For the studied cases, the hyperparameters in Table 3 are adopted, and the total reward representation in (8) is followed. The model is trained for a total of 5000 episodes on the CPU, using an i7-8550U, 16 GB RAM at 1.8 GHz CPU computing resource. Table 5 illustrates the approximate training time for different state and action spaces for the ORPD problem. It can be realized that with the increase in state or action spaces sizes’, the agent necessitates more time to finish the 5000 episodes. In other words, scaling the RL problem comes at the cost of training time and computing resources.

4.4. DQN-ORPD Performance Evaluation

To evaluate the proposed approach for parameter fine-tuning of the DRL algorithms, the active power loss minimization and voltage deviation improvement are assessed and compared with other approaches. The examined voltage deviation is of the voltage profile from the reference voltage 1.0 p.u. The base case is used as a benchmark and corresponds to the IEEE 33-bus system without any optimization. The proposed DQN-ORPD approach is compared with recent works aimed at solving the ORPD. The work in paper [56] applied mixed integer convex nonlinear programming (MIC-NLP) methodology, while in paper [57], the salp swarm algorithm (SSA) was employed to minimize active power loss. In addition, the genetic algorithm (GA) and the soft-actor-critic RL algorithm are investigated. Table 6 highlights the percentages of reduction in power loss and improvement in bus voltages compared to the base case. The hyperparameters tuning of the DQN-ORPD achieves additional power loss reductions, as well as better enhancements of voltage profiles compared to other tested approaches and recent works.

5. Conclusions

Recently, DRL has been successfully employed for power system control and optimization problems in place of other machine learning and conventional approaches. Several challenges are faced when implementing DRL. This paper examines the impact of several RL elements on the agent’s learning performance by solving the ORPD problem using DQN. The main elements that impact the RL performance are identified as follows: reward function representations, training hyperparameters, and action and state space sizes. The studied hyperparameters include the learning rate, the discount factor, the epsilon decay rate, the number of hidden layers in the critic network, and the number of nodes in each hidden layer.
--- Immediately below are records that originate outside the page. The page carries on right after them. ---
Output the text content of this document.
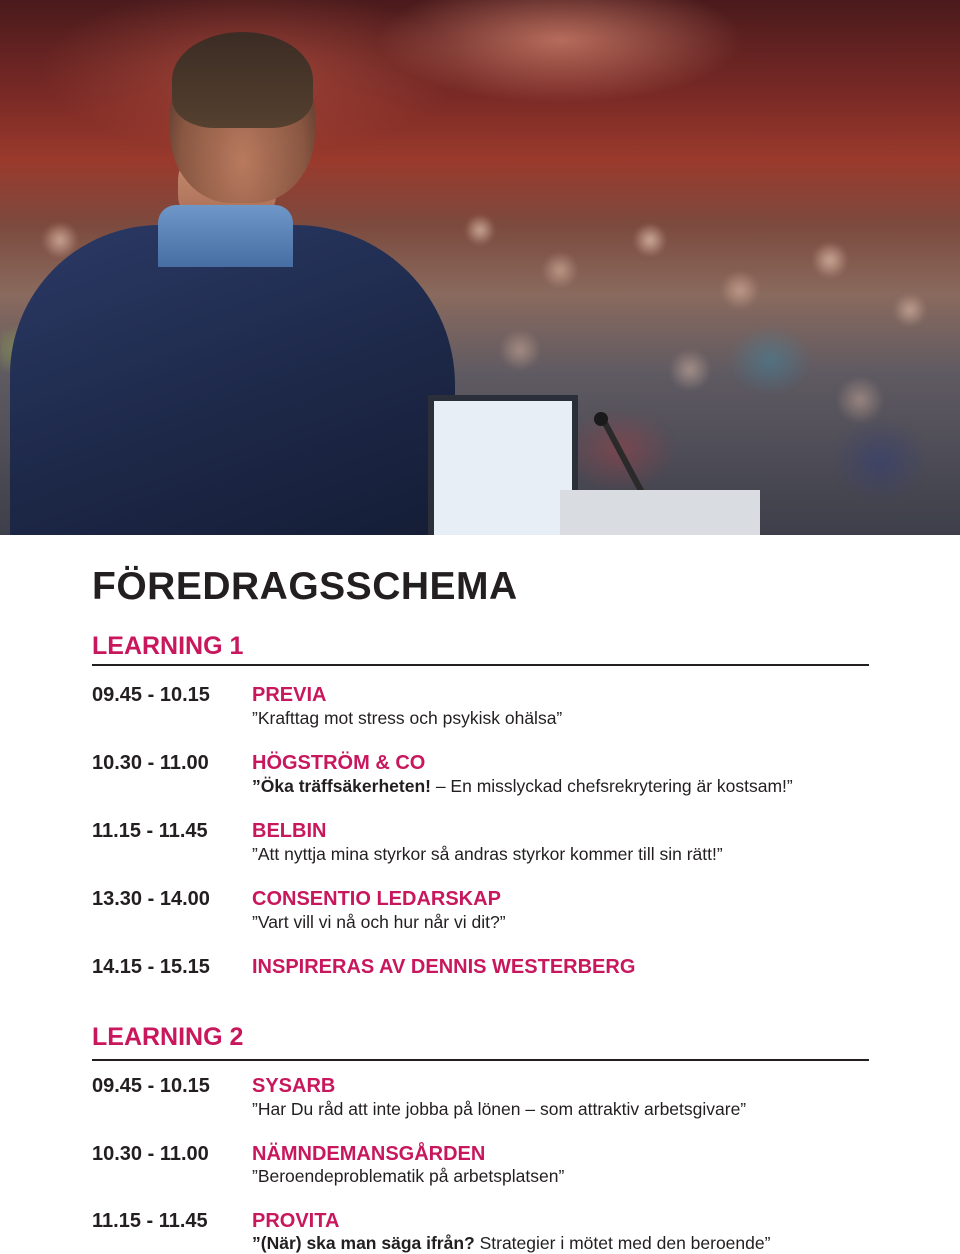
FÖREDRAGSSCHEMA
LEARNING 1
09.45 - 10.15 PREVIA
”Krafttag mot stress och psykisk ohälsa”
10.30 - 11.00 HÖGSTRÖM & CO
”Öka träffsäkerheten! – En misslyckad chefsrekrytering är kostsam!”
11.15 - 11.45 BELBIN
”Att nyttja mina styrkor så andras styrkor kommer till sin rätt!”
13.30 - 14.00 CONSENTIO LEDARSKAP
”Vart vill vi nå och hur når vi dit?”
14.15 - 15.15 INSPIRERAS AV DENNIS WESTERBERG
LEARNING 2
09.45 - 10.15 SYSARB
”Har Du råd att inte jobba på lönen – som attraktiv arbetsgivare”
10.30 - 11.00 NÄMNDEMANSGÅRDEN
”Beroendeproblematik på arbetsplatsen”
11.15 - 11.45 PROVITA
”(När) ska man säga ifrån? Strategier i mötet med den beroende”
The training performance of the agent is assessed based on multiple performance indices from the episode and critic estimate curves. It is observed that adequate agent performance is observed to be neighboring the best-suited value of each hyperparameter for the studied problem.

In addition, different reward function formulations are examined for the ORPD case study. Some representations outperform others in terms of robustness, learnt policy, and convergence speed. Results show that the complementary reward function exhibits, in comparison to other representations, improved performance in terms of power loss minimization and convergence time by 10–15% and 14–18%, respectively. Furthermore, we investigated the scalability and computing resources required. To be able to incorporate a large number of assets, i.e., increase the state and action spaces, higher computing resources are required for adequate training time. Scalability analysis depicts that increasing number of possible action combinations in the action space by approximately nine times, results in 1.7 times increase in the training time. Furthermore, this paper provides a set of hyperparameters that can serve as a useful starting point for similar problems and an inspiration for new problems.

There are several potential directions for future research. Firstly, expanding the ORPD problem formulation to a multi-objective problem and investigate the impact of the DRL performance sensitivity elements. Secondly, considering a multi-agent DRL approach and examine the hyperparameters tuning methodology.

Author Contributions

Conceptualization, A.M., K.S. and T.Z.; methodology, T.Z.; software, T.Z.; validation, T.Z., K.S. and A.M.; formal analysis, T.Z.; investigation, T.Z.; writing—original draft preparation, T.Z.; writing—review and editing, K.S. and A.M.; supervision, K.S. and A.M. All authors have read and agreed to the published version of the manuscript.

Funding

This research was funded by Qatar National Research Fund, grant number NPRP11S-1202-170052. The publication of this article was funded by Qatar National Library.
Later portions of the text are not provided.